I write today on a Sunday when so much of my community is sitting in pews in a church. I actually tried to make arrangements to worship in the town of Salmon this morning where the pastor was preaching on “Wherever you go, there you are” but my legs had more miles in them and I felt called to keep moving despite a chance to slow it down for a half day and connect with the Presbyterian community. I have spent much of the day thinking about this attraction to the road and nature and the journey and why joining for a church service felt like a detour from this pilgrimage.
I will dedicate a separate blog entry for that as it is points to the cultural life in the NW and the apparent split between church people and the “spiritual but not religious.” If I thought I was the only one who felt this call to nature and the road as being just as sacred as the church I would keep my lips zipped up.
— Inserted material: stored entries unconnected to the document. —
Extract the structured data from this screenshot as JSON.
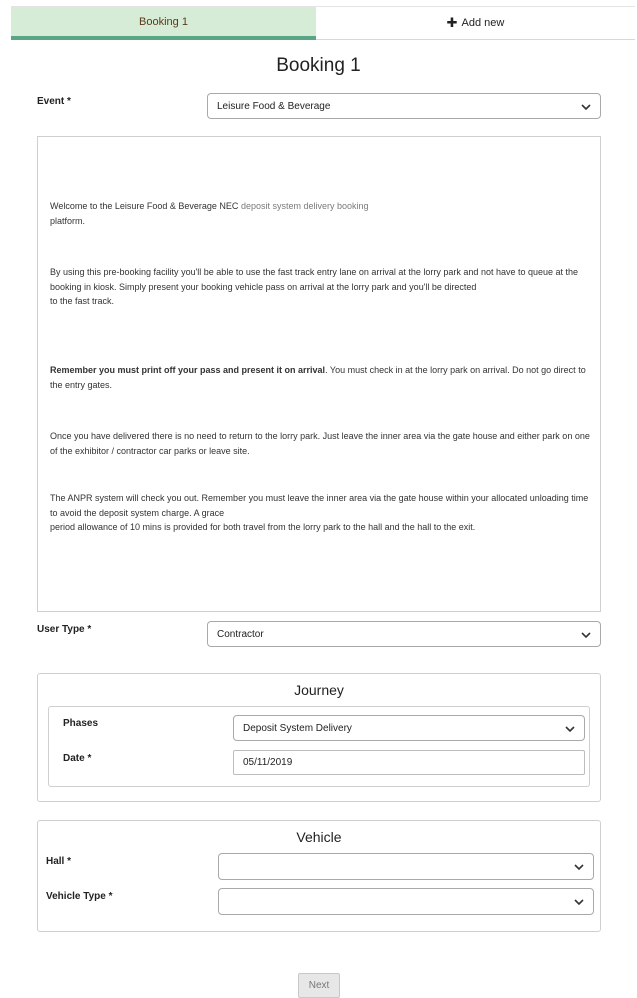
{
  "tabs": {
    "active_label": "Booking 1",
    "add_label": "Add new",
    "add_icon": "plus-icon"
  },
  "page_title": "Booking 1",
  "event": {
    "label": "Event *",
    "value": "Leisure Food & Beverage"
  },
  "info": {
    "p1a": "Welcome to the Leisure Food & Beverage NEC ",
    "p1b": "deposit system delivery booking",
    "p1c": "platform.",
    "p2": "By using this pre-booking facility you'll be able to use the fast track entry lane on arrival at the lorry park and not have to queue at the booking in kiosk. Simply present your booking vehicle pass on arrival at the lorry park and you'll be directed",
    "p2b": "to the fast track.",
    "p3_bold": "Remember you must print off your pass and present it on arrival",
    "p3_rest": ". You must check in at the lorry park on arrival. Do not go direct to the entry gates.",
    "p4": "Once you have delivered there is no need to return to the lorry park. Just leave the inner area via the gate house and either park on one of the exhibitor / contractor  car parks or leave site.",
    "p5": "The ANPR system will check you out. Remember you must leave the inner area via the gate house within your allocated unloading time to avoid the deposit system charge. A grace",
    "p5b": "period allowance of 10 mins is provided for both travel from the lorry park to the hall and the hall to the exit."
  },
  "user_type": {
    "label": "User Type *",
    "value": "Contractor"
  },
  "journey": {
    "title": "Journey",
    "phases_label": "Phases",
    "phases_value": "Deposit System Delivery",
    "date_label": "Date *",
    "date_value": "05/11/2019"
  },
  "vehicle": {
    "title": "Vehicle",
    "hall_label": "Hall *",
    "hall_value": "",
    "type_label": "Vehicle Type *",
    "type_value": ""
  },
  "next_label": "Next"
}
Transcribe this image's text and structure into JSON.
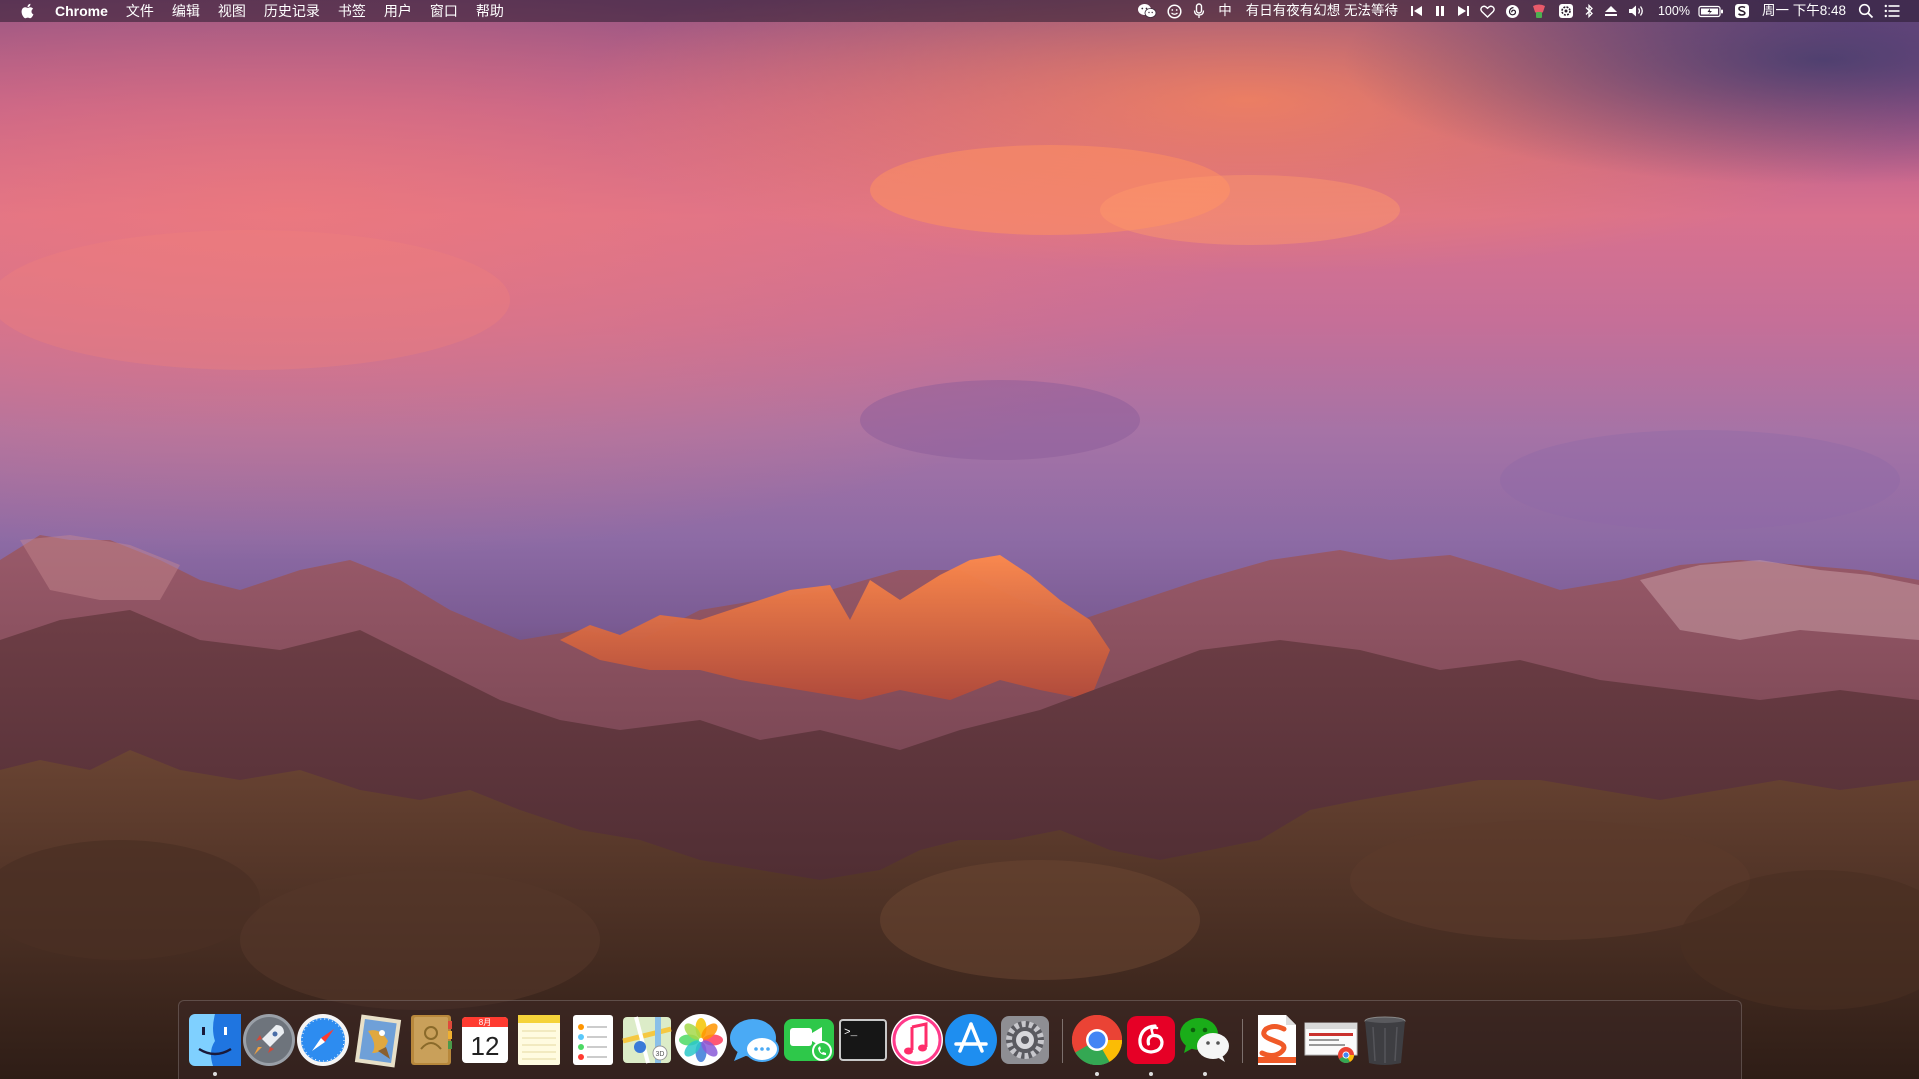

But, people keep telling me this same story and I know there must be something to it. I keep thinking, “Why are we trying to invite people into a church building when God is richly present just outside the doors?” More to muse on as I pedal my way into the Big Sky country of Montana and where I was born.
Gotta run. We have a strange convergence of cyclists here Wisdom tonight and I can feel “party” in the air.